A decisão ocorre após a desvalorização do boliviano e em meio aos efeitos de 54 dias de conflitos sociais que prejudicaram a atividade econômica.
"Quando chegamos ao governo, precisávamos de um plano de reativação da economia. Depois desses 53 dias de tentativa de golpe de Estado e de ataques à economia das famílias, ficou claro que precisamos de ainda mais recursos. Qualquer fonte de financiamento será bem-vinda, entre elas a do FMI", declarou o ministro.
De acordo com informações divulgadas pela imprensa boliviana, ainda sem confirmação oficial, o governo negocia um empréstimo de US$ 5 bilhões, o equivalente a R$ 25,9 bilhões, junto ao organismo internacional.
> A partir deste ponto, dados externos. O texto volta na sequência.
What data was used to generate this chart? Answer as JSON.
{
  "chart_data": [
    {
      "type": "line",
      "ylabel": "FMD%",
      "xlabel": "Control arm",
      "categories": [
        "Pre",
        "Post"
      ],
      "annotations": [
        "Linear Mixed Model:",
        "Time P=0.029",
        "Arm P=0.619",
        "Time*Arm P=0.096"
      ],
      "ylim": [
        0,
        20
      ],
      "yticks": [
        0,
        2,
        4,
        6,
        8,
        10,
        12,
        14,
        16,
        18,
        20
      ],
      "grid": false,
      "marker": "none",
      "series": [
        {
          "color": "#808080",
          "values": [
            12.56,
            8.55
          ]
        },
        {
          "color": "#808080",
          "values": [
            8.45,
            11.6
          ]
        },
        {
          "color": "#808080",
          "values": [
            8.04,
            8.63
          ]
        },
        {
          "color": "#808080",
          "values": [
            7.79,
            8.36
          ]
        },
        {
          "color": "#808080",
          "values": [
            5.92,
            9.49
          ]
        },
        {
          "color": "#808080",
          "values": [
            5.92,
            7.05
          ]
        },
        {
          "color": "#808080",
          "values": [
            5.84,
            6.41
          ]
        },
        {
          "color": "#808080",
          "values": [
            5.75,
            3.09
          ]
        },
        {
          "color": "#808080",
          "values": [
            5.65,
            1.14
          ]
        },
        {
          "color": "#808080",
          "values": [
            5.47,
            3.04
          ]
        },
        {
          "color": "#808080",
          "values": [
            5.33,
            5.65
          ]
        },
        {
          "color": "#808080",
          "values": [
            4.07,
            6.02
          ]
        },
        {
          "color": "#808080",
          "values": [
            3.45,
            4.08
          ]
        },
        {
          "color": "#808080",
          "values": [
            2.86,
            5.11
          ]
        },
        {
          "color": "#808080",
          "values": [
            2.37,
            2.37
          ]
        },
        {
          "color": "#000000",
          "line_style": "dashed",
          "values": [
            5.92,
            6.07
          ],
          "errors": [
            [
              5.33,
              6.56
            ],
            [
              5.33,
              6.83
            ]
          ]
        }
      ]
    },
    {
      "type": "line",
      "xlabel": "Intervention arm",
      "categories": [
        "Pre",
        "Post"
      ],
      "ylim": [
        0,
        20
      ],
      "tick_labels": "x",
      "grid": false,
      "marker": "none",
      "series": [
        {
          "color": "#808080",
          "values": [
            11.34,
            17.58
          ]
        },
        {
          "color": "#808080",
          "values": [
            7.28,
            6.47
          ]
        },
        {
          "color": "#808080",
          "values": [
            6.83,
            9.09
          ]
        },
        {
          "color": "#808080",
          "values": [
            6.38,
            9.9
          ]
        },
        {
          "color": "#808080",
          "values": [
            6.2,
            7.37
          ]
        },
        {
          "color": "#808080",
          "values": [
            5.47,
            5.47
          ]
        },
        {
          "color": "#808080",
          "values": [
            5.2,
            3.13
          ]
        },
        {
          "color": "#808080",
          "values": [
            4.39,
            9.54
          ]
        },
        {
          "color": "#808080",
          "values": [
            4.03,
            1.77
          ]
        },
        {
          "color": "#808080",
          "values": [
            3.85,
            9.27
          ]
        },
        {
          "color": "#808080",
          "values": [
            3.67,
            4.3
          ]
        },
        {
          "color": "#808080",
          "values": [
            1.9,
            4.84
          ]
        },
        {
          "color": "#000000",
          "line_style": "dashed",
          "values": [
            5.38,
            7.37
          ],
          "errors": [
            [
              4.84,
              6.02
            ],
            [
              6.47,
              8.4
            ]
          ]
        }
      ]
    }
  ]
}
Desde que assumiu a presidência, em 8 de novembro de 2025, Rodrigo Paz já contratou cerca de US$ 8 bilhões, o equivalente a R$ 41,5 bilhões, em financiamentos externos. Desse total, US$ 3,1 bilhões, cerca de R$ 16 bilhões, foram obtidos junto ao Banco de Desenvolvimento da América Latina e do Caribe (CAF), e US$ 4,5 bilhões, aproximadamente R$ 23,3 bilhões, com o Banco Interamericano de Desenvolvimento (BID).
O anúncio foi feito no mesmo dia em que entrou em vigor o novo regime cambial flexível da Bolívia. A medida fixou a cotação em 9,73 bolivianos por dólar e encerrou mais de 15 anos de câmbio fixo em 6,96 bolivianos por dólar.
Espinoza negou, no entanto, que a mudança cambial seja uma exigência do FMI.
"Nada do que fazemos é imposição ou sugestão de organismos estrangeiros. É o que precisa ser feito para dar certeza à economia", afirmou.
Desde o início do mandato, o governo de Rodrigo Paz adotou uma série de mudanças econômicas. Entre elas estão a eliminação dos subsídios aos combustíveis, o aumento de 20% do salário mínimo, a autorização para que bancos realizem a devolução parcial de depósitos em dólares e a desvalorização da moeda nacional.